“You should go ahead and assume that you have HIV,” the doctor said.
It was just before 7 on a frigid January evening. I was alone in my apartment in Washington, D.C.; I hadn’t been expecting a call from the doctor. Several weeks earlier, I had come down with a fever and spent a good week laid up in bed. When I finally called my primary care physician, whom I’d chosen only a month earlier due to his proximity to my apartment, his receptionist signed me up for the next available appointment, which was a week away. Desperate, I went to a hospital, then an urgent care center, where a doctor suspected some kind of infection and prescribed a hefty dose of antibiotics. Within a few days, my fever had faded, but I decided to keep my appointment regardless. My new doctor, whom I’ll call Dr. Smith, gave me a checkup, drew blood, and promised to run a full panel of tests. I hadn’t realized that HIV would be one of them.
I realized it now. “Your ELISA test went up to positive,” Dr. Smith told me, “so it triggered a Western Blot, and that came back indeterminate. Let me tell you what that means. You’re probably early on in your infection, so it’s not showing completely yet. But these results, in my experience, always indicate HIV positivity. Why don’t you come in tomorrow morning and we can get an RNA test and a confirmation?”
“A confirmation,” I asked, “that I have HIV?”
“Yes,” the doctor said. “We should definitely assume right now that you have HIV.”

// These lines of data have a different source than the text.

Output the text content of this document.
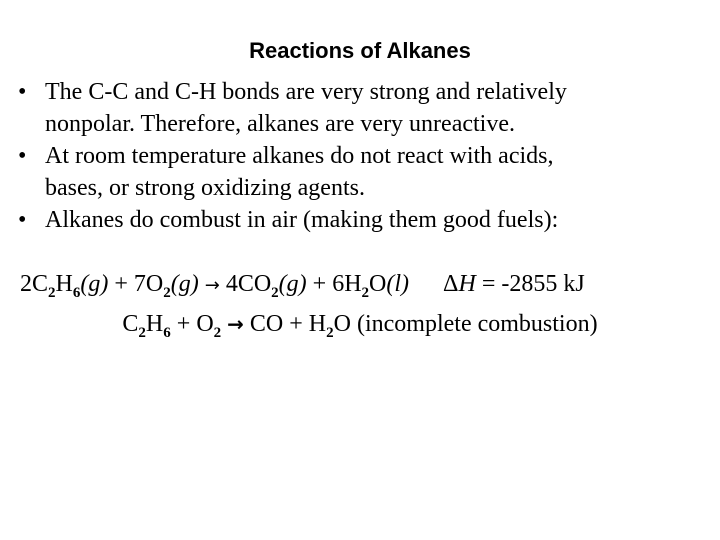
Reactions of Alkanes
• The C-C and C-H bonds are very strong and relatively
nonpolar. Therefore, alkanes are very unreactive.
• At room temperature alkanes do not react with acids,
bases, or strong oxidizing agents.
• Alkanes do combust in air (making them good fuels):
$2C_2H_6(g) + 7O_2(g) \to 4CO_2(g) + 6H_2O(l) \Delta H = -2855$ kJ
$C_2H_6 + O_2$ → CO + $H_2O$ (incomplete combustion)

This assumption would be proven false after a week—a week of anxiety, anger, and, most of all, confusion. My HIV test showed indications of early infection, signs portentous enough to prompt a doctor to diagnose me on the spot. Yet as I received more tests and more information, it became increasingly clear that Dr. Smith’s verdict was a misdiagnosis—that I did not have HIV.
How can a test so common, so regulated, so accurate fail? How could I, a healthy adult with virtually no risk of infection, be misdiagnosed with HIV? And if it could happen to me, who else could it happen to?
Most HIV tests don’t test for HIV. Rather, the primary diagnostic tool, an immunoassay, tests for antibodies that react to HIV. (Earlier generations of immunoassays were called ELISAs, pronounced “Eliza”; most immunoassays today are a newer generation called EIAs, but many doctors still call them ELISAs as shorthand.) The immune system floods the body with these antibodies soon after HIV infection as it attempts, in vain, to fight off the virus.
If an immunoassay test turns up HIV-related antibodies, it’s considered “reactive.” But a reactive immunoassay is not considered proof of an HIV infection. It must be followed up with a confirmatory test, usually a Western Blot. These tests also search for antibodies, but rather than turning “reactive” or “nonreactive,” they detect about 10 different “viral bands.” These bands are specific antibodies that bind to different components of the virus. If a Western Blot turns up two or more reactive bands, the patient is considered HIV-positive. If it turns up one band or several “equivocal” bands, the test is considered “indeterminate” and should be run again in about a month.
That monthlong wait speaks to perhaps the most insidious aspect of the AIDS virus: It hides. After infection, the virus conceals itself completely for about 10 days—the so-called “eclipse period.” (A person in the eclipse period is almost certainly not infectious.) Once that phase ends, the virus begins attacking the immune system, provoking the antibodies detectable by immunoassays and Western Blot tests. Yet the process of producing antibodies takes time, and so there is an additional “window period” between antibody production and immunoassay reactivity. For today’s fourth-generation tests, the time between infection and detectability is about 15 days; for third-generation tests, some of which are still used, it’s 25; second- and first-generation tests need 50 to 60 days of infection to detect any antibodies. Western Blots require about two months of infection before turning positive.
This period of undetectability also happens to be the most highly infectious phase of the disease. Between 30 and 50 percent of all HIV transmissions occur during the window period. Thus, it presents perhaps the greatest challenge to combatting HIV: How can a highly infectious person be stopped from spreading the virus if he can’t know he has it?
I received a third-generation immunoassay, which measured an antibody level of 1.23, just faintly reactive. (A level below 1.00 is considered nonreactive.) Following protocol, the lab then ran a Western Blot, which turned up “indeterminate.” Dr. Smith told this to me when I went into the office the following morning. I asked for further explanation.